Benevola, sciocca o pericolosa che sia, l'intelligenza artificiale sta occupando spazi sempre più ampi nella vita dell'uomo. Se vogliamo sopravviverle, evolvendoci con essa, non resta che una strada: diventare cyborg. Lo ha detto Elon Musk lunedì 13 febbraio, a margine del World Government Summit di Dubai: per il "papà" di Tesla e SpaceX, la dipendenza dell'uomo nei confronti delle macchine è destinata ad aumentare con il tempo.
Fusione in corso. La sfera digitale è sempre più compenetrata con quella biologica: basti pensare agli smartphone diventati un'estensione delle mani (e della memoria), al legame sempre più stretto con Siri e altri assistenti virtuali, o a come Google sta cambiando il nostro modo di orientarci e fare domande.
dura a morire. Musk chiama questa dimensione digital tertiary layer (strato digitale terziario): essa non solo sta influendo sul nostro modo di pensare, ma è anche capace di sopravviverci. Alla nostra morte infatti, le tracce digitali che abbiamo lasciato - per esempio sui social media - continueranno ad esistere.

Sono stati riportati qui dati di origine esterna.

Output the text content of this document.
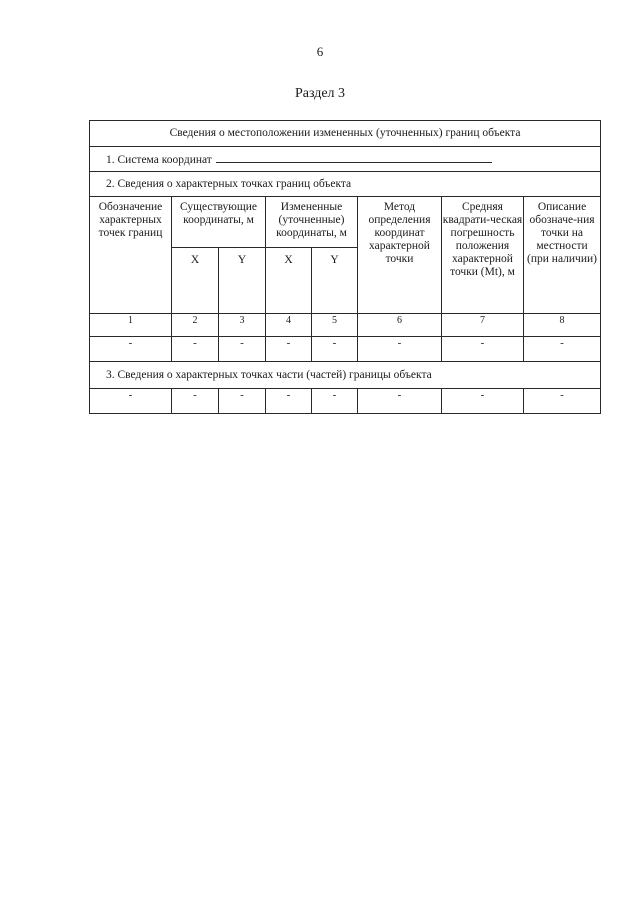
6
Раздел 3
Сведения о местоположении измененных (уточненных) границ объекта							
1. Система координат							
2. Сведения о характерных точках границ объекта							
Обозначение характерных точек границ	Существующие координаты, м		Измененные (уточненные) координаты, м		Метод определения координат характерной точки	Средняя квадрати-ческая погрешность положения характерной точки (Mt), м	Описание обозначе-ния точки на местности (при наличии)
	X	Y	X	Y			
1	2	3	4	5	6	7	8
-	-	-	-	-	-	-	-
3. Сведения о характерных точках части (частей) границы объекта							
-	-	-	-	-	-	-	-
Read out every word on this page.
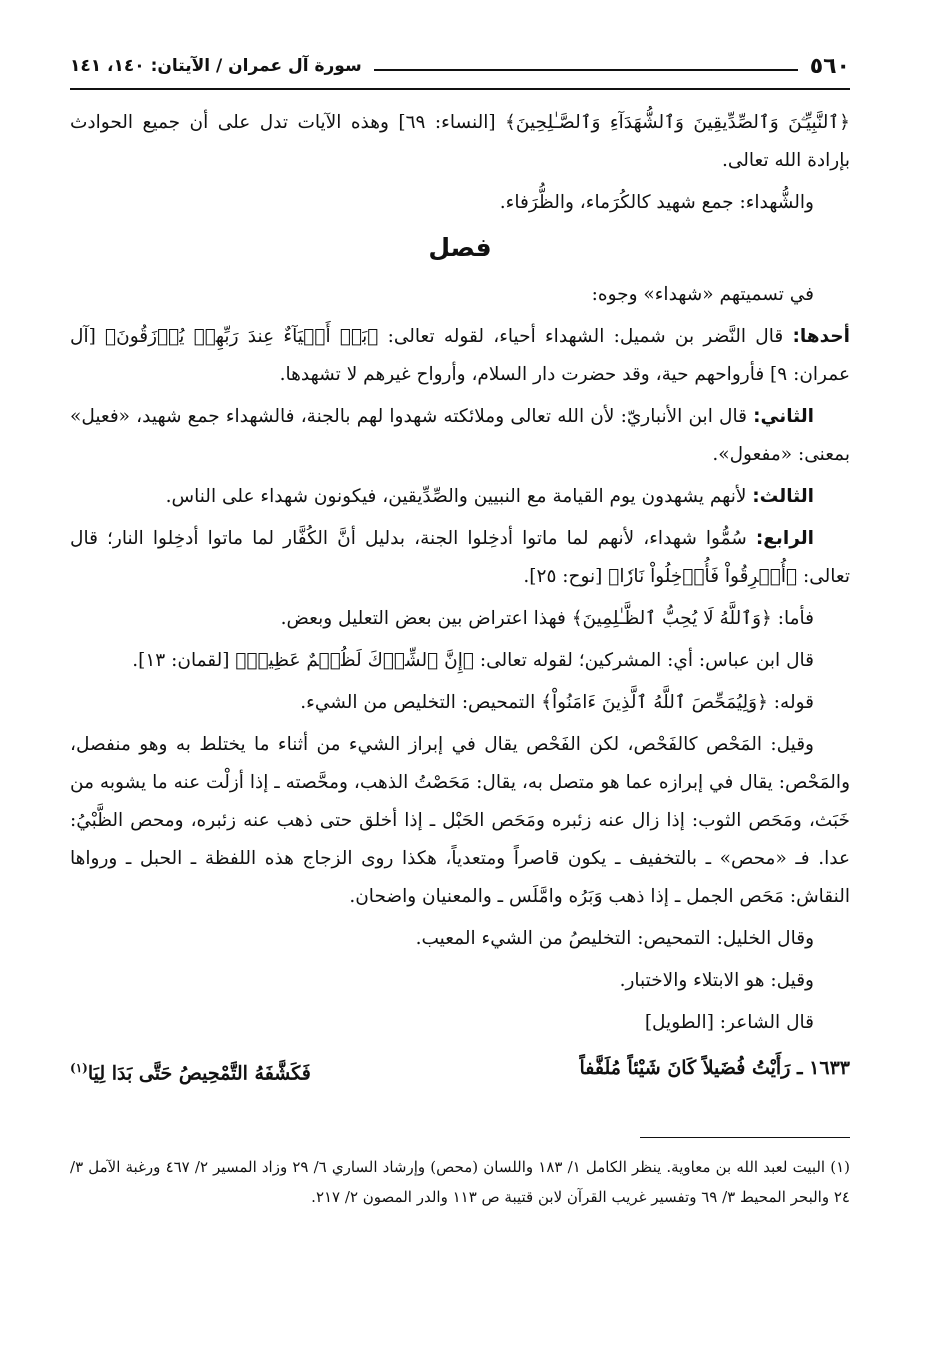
٥٦٠
سورة آل عمران / الآيتان: ١٤٠، ١٤١

﴿ٱلنَّبِيِّـۧنَ وَٱلصِّدِّيقِينَ وَٱلشُّهَدَآءِ وَٱلصَّـٰلِحِينَ﴾ [النساء: ٦٩] وهذه الآيات تدل على أن جميع الحوادث بإرادة الله تعالى.

والشُّهداء: جمع شهيد كالكُرَماء، والظُّرَفاء.

فصل

في تسميتهم «شهداء» وجوه:

أحدها: قال النَّضر بن شميل: الشهداء أحياء، لقوله تعالى: ﴿بَلۡ أَحۡيَآءٌ عِندَ رَبِّهِمۡ يُرۡزَقُونَ﴾ [آل عمران: ٩] فأرواحهم حية، وقد حضرت دار السلام، وأرواح غيرهم لا تشهدها.

الثاني: قال ابن الأنباريّ: لأن الله تعالى وملائكته شهدوا لهم بالجنة، فالشهداء جمع شهيد، «فعيل» بمعنى: «مفعول».

الثالث: لأنهم يشهدون يوم القيامة مع النبيين والصِّدِّيقين، فيكونون شهداء على الناس.

الرابع: سُمُّوا شهداء، لأنهم لما ماتوا أدخِلوا الجنة، بدليل أنَّ الكُفَّار لما ماتوا أدخِلوا النار؛ قال تعالى: ﴿أُغۡرِقُواْ فَأُدۡخِلُواْ نَارٗا﴾ [نوح: ٢٥].

فأما: ﴿وَٱللَّهُ لَا يُحِبُّ ٱلظَّـٰلِمِينَ﴾ فهذا اعتراض بين بعض التعليل وبعض.

قال ابن عباس: أي: المشركين؛ لقوله تعالى: ﴿إِنَّ ٱلشِّرۡكَ لَظُلۡمٌ عَظِيمٞ﴾ [لقمان: ١٣].

قوله: ﴿وَلِيُمَحِّصَ ٱللَّهُ ٱلَّذِينَ ءَامَنُواْ﴾ التمحيص: التخليص من الشيء.

وقيل: المَحْص كالفَحْص، لكن الفَحْص يقال في إبراز الشيء من أثناء ما يختلط به وهو منفصل، والمَحْص: يقال في إبرازه عما هو متصل به، يقال: مَحَصْتُ الذهب، ومحَّصته ـ إذا أزلْت عنه ما يشوبه من خَبَث، ومَحَص الثوب: إذا زال عنه زئبره ومَحَص الحَبْل ـ إذا أخلق حتى ذهب عنه زئبره، ومحص الظَّبْيُ: عدا. فـ «محص» ـ بالتخفيف ـ يكون قاصراً ومتعدياً، هكذا روى الزجاج هذه اللفظة ـ الحبل ـ ورواها النقاش: مَحَص الجمل ـ إذا ذهب وَبَرُه وامَّلَس ـ والمعنيان واضحان.

وقال الخليل: التمحيص: التخليصُ من الشيء المعيب.

وقيل: هو الابتلاء والاختبار.

قال الشاعر: [الطويل]

١٦٣٣ ـ رَأَيْتُ فُضَيلاً كَانَ شَيْئاً مُلَفَّفاً
فَكَشَّفَهُ التَّمْحِيصُ حَتَّى بَدَا لِيَا$^{(١)}$

(١) البيت لعبد الله بن معاوية. ينظر الكامل ١/ ١٨٣ واللسان (محص) وإرشاد الساري ٦/ ٢٩ وزاد المسير ٢/ ٤٦٧ ورغبة الآمل ٣/ ٢٤ والبحر المحيط ٣/ ٦٩ وتفسير غريب القرآن لابن قتيبة ص ١١٣ والدر المصون ٢/ ٢١٧.
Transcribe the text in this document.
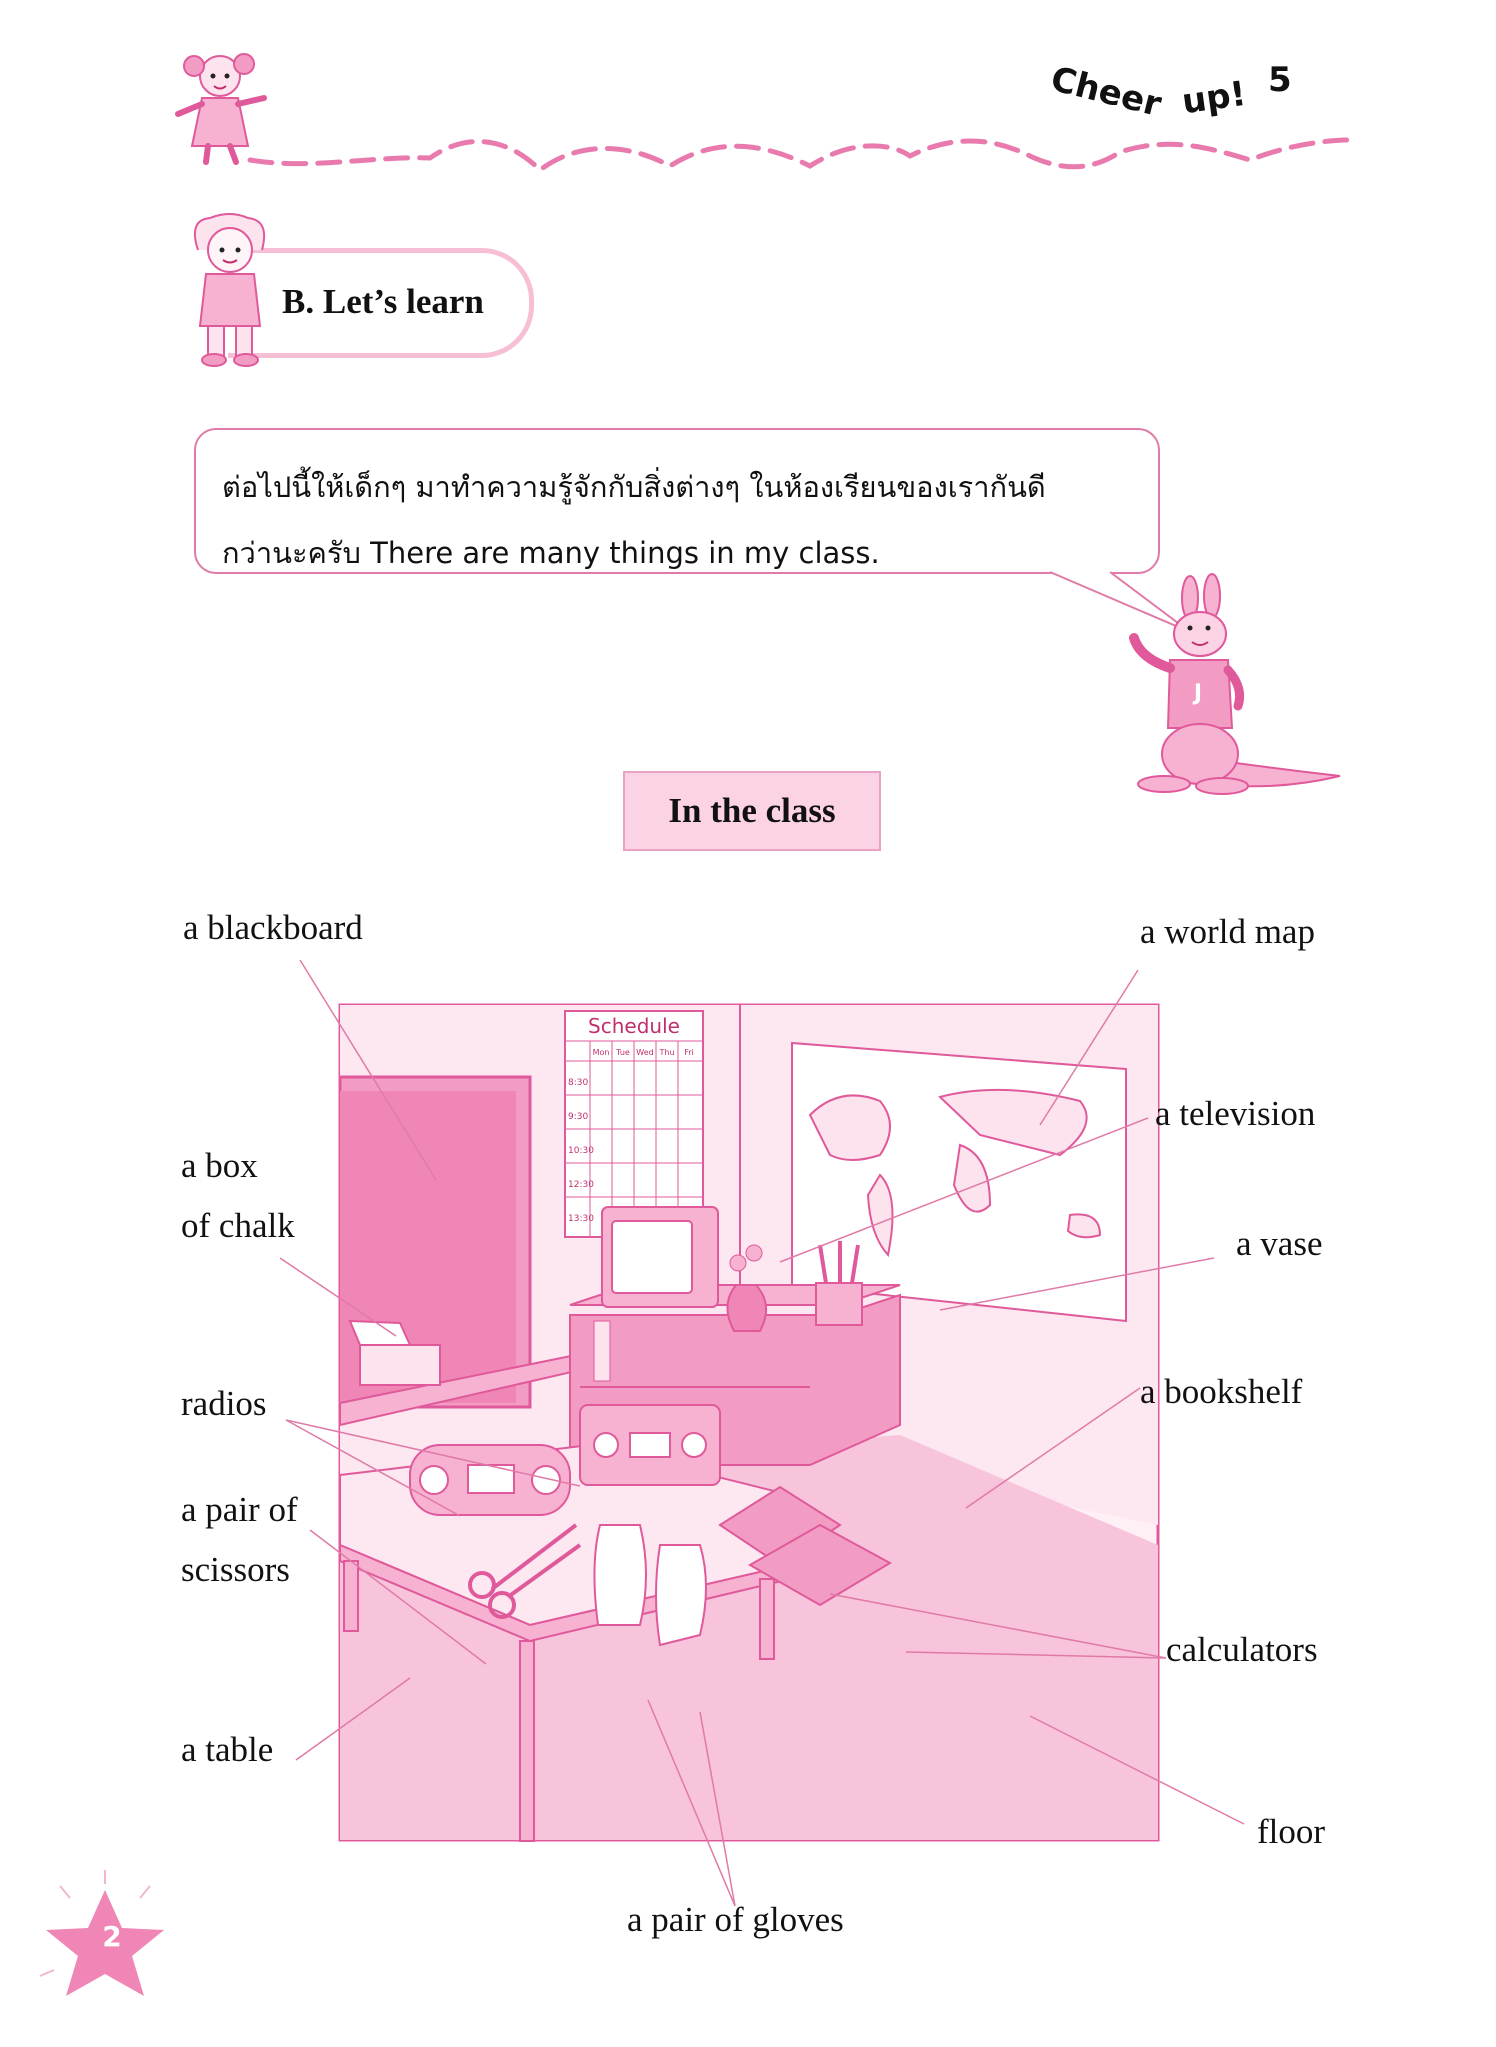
Cheer up! 5
B. Let’s learn
ต่อไปนี้ให้เด็กๆ มาทำความรู้จักกับสิ่งต่างๆ ในห้องเรียนของเรากันดี
กว่านะครับ There are many things in my class.
J
In the class
Schedule
Mon Tue Wed Thu Fri
8:30
9:30
10:30
12:30
13:30
a blackboard	a world map
a television
a box
of chalk	a vase
a bookshelf
radios
a pair of
scissors
calculators
a table
floor
a pair of gloves
2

L'unica via possibile. Nel tempo, secondo Musk, assisteremo a una sempre maggiore simbiosi tra intelligenza artificiale e biologica, e solo così risolveremo i problemi del controllo di macchine potenzialmente pericolose e anche dell'utilità dell'uomo in contesti sempre più automatizzati.
Un aiuto nascosto. Già lo scorso anno Elon Musk aveva ipotizzato la possibilità di ricorrere, in futuro, a impianti cerebrali capaci di accelerare l'intelligenza umana, per restare al passo con quella delle macchine. Azzardando, in quell'occasione, un paragone neurologico: «Così come la corteccia cerebrale lavora a stretto contatto con il sistema limbico (quello più primitivo e legato ai comportamenti istintivi, ndr), il nostro terzo strato digitale potrebbe lavorare in simbiosi con noi».